Brendan Smialowski/AFP via Getty Images
Ian Millhiser is a senior correspondent at Vox, where he focuses on the Supreme Court, the Constitution, and the decline of liberal democracy in the United States. He received a JD from Duke University and is the author of two books on the Supreme Court.

The Right Rev. Mariann Budde, the Episcopal bishop for Washington, DC, condemned President Trump shortly after law enforcement officers used tear gas and rubber bullets to disperse a peaceful protest — all so that Trump could have a photo op in front of a church.

Sunday night, as large groups of peaceful protesters and much smaller groups of less peaceful demonstrators filled the streets of DC, a fire was set in the basement of St. John’s Church, an Episcopal church located near the White House. The fire was extinguished, and the church reportedly suffered only minor damage.

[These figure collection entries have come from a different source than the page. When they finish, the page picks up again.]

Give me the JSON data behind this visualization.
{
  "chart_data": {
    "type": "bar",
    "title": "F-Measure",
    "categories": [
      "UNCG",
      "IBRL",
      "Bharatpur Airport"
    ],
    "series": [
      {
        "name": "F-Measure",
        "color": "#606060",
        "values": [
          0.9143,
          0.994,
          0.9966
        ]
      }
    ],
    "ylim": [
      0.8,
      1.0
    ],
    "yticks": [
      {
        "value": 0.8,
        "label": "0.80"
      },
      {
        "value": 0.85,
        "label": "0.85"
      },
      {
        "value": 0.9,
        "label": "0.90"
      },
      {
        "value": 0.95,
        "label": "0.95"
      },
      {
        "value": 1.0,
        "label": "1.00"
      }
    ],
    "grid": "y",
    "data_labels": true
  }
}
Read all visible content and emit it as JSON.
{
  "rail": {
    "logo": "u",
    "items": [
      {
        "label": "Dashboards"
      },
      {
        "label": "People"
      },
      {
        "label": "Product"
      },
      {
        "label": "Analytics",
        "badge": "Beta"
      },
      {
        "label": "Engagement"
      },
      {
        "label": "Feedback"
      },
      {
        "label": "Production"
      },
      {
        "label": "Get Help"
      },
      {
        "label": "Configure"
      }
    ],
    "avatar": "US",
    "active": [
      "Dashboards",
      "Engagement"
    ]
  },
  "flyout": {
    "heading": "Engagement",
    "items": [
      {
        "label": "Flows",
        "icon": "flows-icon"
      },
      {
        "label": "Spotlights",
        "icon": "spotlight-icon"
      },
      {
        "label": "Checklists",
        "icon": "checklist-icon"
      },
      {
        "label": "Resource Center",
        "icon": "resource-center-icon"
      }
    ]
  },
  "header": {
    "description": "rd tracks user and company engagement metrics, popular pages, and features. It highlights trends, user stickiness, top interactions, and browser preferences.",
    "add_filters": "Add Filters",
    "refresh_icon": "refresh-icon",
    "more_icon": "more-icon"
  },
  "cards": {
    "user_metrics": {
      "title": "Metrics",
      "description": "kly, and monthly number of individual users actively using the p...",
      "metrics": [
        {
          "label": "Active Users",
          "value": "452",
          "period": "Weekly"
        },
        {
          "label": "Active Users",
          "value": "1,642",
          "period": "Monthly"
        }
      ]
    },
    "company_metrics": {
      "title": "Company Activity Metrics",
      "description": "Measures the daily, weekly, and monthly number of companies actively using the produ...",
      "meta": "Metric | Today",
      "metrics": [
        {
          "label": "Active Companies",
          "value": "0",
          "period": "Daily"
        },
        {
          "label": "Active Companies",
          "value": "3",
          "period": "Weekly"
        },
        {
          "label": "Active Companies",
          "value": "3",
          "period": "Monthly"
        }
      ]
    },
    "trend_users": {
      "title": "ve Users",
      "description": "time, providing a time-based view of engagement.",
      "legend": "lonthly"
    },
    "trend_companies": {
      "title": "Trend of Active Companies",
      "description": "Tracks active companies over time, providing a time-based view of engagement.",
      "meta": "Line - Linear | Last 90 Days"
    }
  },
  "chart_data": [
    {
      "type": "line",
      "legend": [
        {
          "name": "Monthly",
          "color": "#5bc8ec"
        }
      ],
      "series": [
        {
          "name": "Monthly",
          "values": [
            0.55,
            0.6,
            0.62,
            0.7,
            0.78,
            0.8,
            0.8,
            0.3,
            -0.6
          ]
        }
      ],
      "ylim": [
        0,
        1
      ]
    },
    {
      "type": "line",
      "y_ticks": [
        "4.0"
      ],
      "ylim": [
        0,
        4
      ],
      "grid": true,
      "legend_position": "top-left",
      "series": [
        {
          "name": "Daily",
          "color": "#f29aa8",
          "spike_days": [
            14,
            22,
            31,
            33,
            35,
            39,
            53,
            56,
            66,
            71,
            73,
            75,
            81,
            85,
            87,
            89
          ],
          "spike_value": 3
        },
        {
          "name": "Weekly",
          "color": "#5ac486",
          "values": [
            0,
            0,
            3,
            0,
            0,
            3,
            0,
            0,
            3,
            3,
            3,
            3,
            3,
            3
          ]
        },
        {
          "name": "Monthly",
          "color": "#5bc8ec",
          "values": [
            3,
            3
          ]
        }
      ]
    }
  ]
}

Nevertheless, Trump decided to visit the church Monday evening and stand outside it while holding a Bible. Shortly before this visit, he delivered a brief address that quickly slipped into authoritarian rhetoric. “If a city or state refuses to take the actions necessary to defend the life and property of their residents,” Trump proclaimed, “then I will deploy the United States military and quickly solve the problem for them.”

Around the same time that Trump began this address, protesters were peacefully gathered in Lafayette Park near the White House. But they were cleared out of the park by federal law enforcement officers, who used tear gas and rubber bullets to remove the crowd.

Several minutes later, Trump emerged from the White House to have his photo op in front of the nearby church.

In response to this incident, Budde told the Washington Post that she is “outraged” by the president’s actions. “I am the bishop of the Episcopal Diocese of Washington and was not given even a courtesy call that they would be clearing with tear gas so they could use one of our churches as a prop,” Budde told the Post.

She also denounced Trump for holding a Bible “that declares that God is love and when everything he has said and done is to enflame violence.”